The lease was structured at a starting annual rent of ₹1.14 Cr, with a 5-year tenure and 5% annual escalation, making it a ₹6.3 Cr long-term commitment.
The Challenge
This was not just a real estate transaction — it was a high-stakes financial decision.
The landlord required full advance payment, creating immediate capital pressure and an 8% annual opportunity cost on locked-in funds. At the same time, the escalating rent meant the operator had to ensure profitability not just in year one, but consistently across all five years.
The core challenge was clear:
How do you convert a high-cost asset into a sustainably profitable business over a 5-year horizon?
KAZIA’s Approach
We approached this as a financially engineered real estate strategy, not a standard lease closure.
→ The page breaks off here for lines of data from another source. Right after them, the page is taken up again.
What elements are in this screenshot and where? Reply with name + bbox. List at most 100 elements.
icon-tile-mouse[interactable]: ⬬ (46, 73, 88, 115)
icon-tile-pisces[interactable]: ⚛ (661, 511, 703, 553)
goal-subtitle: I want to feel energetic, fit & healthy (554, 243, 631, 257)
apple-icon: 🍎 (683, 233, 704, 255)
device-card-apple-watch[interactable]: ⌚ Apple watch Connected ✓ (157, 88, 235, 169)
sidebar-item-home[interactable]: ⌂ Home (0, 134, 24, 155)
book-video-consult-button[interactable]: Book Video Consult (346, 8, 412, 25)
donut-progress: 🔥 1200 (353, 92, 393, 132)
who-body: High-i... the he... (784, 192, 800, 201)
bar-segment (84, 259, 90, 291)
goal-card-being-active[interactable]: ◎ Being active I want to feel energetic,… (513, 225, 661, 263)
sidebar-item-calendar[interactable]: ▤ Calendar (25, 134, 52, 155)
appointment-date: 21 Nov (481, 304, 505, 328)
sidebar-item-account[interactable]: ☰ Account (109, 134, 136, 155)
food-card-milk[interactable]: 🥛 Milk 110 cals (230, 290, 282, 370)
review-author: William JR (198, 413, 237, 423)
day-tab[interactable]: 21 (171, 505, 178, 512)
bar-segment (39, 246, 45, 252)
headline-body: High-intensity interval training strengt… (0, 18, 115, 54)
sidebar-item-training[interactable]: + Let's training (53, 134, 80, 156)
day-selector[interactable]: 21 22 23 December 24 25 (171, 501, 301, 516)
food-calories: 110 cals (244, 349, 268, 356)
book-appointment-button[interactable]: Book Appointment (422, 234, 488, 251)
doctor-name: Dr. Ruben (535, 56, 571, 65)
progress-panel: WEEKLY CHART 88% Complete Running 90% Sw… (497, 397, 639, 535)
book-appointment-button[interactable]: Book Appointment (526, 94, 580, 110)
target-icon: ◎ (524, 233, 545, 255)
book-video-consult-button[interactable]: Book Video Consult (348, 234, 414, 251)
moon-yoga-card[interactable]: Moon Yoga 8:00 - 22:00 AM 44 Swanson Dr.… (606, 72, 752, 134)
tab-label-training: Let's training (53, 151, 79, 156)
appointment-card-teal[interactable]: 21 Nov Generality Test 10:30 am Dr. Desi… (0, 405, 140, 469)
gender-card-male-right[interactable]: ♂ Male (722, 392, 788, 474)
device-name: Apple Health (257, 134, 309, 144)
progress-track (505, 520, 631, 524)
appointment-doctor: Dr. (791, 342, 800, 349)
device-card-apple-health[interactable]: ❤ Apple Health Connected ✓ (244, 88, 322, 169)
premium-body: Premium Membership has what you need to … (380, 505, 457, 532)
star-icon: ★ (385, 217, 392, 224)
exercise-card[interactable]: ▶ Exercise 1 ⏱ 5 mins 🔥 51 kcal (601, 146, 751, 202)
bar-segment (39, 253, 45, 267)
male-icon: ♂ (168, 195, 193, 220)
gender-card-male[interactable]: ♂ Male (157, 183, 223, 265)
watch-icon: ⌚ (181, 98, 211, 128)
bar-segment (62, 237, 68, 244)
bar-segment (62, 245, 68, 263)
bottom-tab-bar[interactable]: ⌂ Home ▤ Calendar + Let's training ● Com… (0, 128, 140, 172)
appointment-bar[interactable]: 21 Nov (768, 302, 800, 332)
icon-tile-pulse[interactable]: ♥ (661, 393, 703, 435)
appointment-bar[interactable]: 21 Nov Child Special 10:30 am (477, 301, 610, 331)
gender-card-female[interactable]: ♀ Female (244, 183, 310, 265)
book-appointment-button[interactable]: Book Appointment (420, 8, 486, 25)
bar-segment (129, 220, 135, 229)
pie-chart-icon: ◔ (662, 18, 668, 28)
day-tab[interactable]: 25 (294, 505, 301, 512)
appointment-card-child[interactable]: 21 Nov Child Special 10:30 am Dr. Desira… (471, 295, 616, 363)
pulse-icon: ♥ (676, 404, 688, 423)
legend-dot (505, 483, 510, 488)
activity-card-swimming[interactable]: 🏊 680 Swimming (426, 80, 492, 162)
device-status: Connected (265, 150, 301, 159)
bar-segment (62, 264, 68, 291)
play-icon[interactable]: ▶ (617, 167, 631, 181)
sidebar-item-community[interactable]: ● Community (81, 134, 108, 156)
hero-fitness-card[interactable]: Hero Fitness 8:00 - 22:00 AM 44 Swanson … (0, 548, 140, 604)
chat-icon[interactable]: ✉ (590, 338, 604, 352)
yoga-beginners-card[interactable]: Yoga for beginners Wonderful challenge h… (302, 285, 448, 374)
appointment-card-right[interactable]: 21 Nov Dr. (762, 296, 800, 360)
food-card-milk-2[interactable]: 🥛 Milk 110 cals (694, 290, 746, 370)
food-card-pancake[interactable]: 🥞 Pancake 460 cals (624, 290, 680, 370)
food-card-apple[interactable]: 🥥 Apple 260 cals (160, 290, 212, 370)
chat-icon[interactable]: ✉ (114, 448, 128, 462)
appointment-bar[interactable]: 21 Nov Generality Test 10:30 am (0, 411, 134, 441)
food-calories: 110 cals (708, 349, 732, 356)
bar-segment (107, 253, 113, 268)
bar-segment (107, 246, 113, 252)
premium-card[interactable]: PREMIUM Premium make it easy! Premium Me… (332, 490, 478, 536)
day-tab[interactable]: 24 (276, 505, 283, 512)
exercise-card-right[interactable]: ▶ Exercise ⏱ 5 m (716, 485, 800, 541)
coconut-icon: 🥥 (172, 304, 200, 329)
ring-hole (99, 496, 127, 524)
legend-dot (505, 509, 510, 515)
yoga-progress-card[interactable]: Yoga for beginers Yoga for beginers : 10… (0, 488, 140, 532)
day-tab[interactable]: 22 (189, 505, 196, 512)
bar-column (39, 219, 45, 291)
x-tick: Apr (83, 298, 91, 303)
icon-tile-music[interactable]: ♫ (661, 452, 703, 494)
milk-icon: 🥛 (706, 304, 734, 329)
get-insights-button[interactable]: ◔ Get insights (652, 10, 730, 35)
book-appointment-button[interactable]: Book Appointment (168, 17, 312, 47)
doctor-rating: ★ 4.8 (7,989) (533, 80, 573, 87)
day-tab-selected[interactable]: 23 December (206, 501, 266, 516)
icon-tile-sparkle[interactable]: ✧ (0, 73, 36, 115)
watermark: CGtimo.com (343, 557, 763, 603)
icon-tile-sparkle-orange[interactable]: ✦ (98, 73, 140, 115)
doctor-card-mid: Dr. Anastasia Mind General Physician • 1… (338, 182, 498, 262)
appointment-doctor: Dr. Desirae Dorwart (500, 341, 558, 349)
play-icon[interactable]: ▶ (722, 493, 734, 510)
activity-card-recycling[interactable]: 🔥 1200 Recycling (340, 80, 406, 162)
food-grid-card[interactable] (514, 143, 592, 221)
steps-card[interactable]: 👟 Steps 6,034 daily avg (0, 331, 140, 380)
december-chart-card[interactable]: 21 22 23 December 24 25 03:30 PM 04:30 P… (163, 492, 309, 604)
First, we mapped the entire 5-year rental trajectory, where the rent would grow from ₹1.14 Cr in year one to approximately ₹1.38 Cr by year five. This allowed us to clearly understand the true financial exposure, rather than just the headline rent.
We then built a forward-looking revenue model, aligning occupancy levels, per-bed pricing, and demand potential in Jayanagar. Instead of treating escalation as a risk, we positioned it as a manageable variable, provided the asset was operated with the right pricing and positioning strategy.
The advance payment, initially a constraint, was strategically evaluated against the 8% cost of capital, and integrated into the overall deal structuring. This ensured that the effective rental burden remained optimized over time.
Most importantly, we positioned the property not as a standard student accommodation, but as a premium campus offering, enabling stronger pricing power and higher tenant retention.
Execution
KAZIA secured the entire 21,000 sq.ft building across all 5 floors, ensuring full operational control for the client.
The deal was carefully aligned across three critical dimensions:
Landlord expectations on advance and rental
Operator’s profitability thresholds
Long-term scalability of the student housing model
The transaction was successfully closed within a competitive market environment, without compromising on financial viability.
The Outcome
What began as a high-cost lease commitment was transformed into a structured, scalable business opportunity.
Over a 5-year period, the deal represents a ₹6.3 Cr commercial engagement, with rent increasing steadily yet predictably. Through strategic planning, this escalation was absorbed and aligned with projected revenue growth.
The client secured a flagship asset in a prime Bengaluru location, with the ability to drive consistent occupancy and premium pricing.
Strategic Impact
This case demonstrates KAZIA’s core strength:
Turning complex, high-value leases into financially viable, long-term business models.
By combining market intelligence, financial modeling, and strategic positioning, we ensured that the asset delivers not just space — but sustained profitability.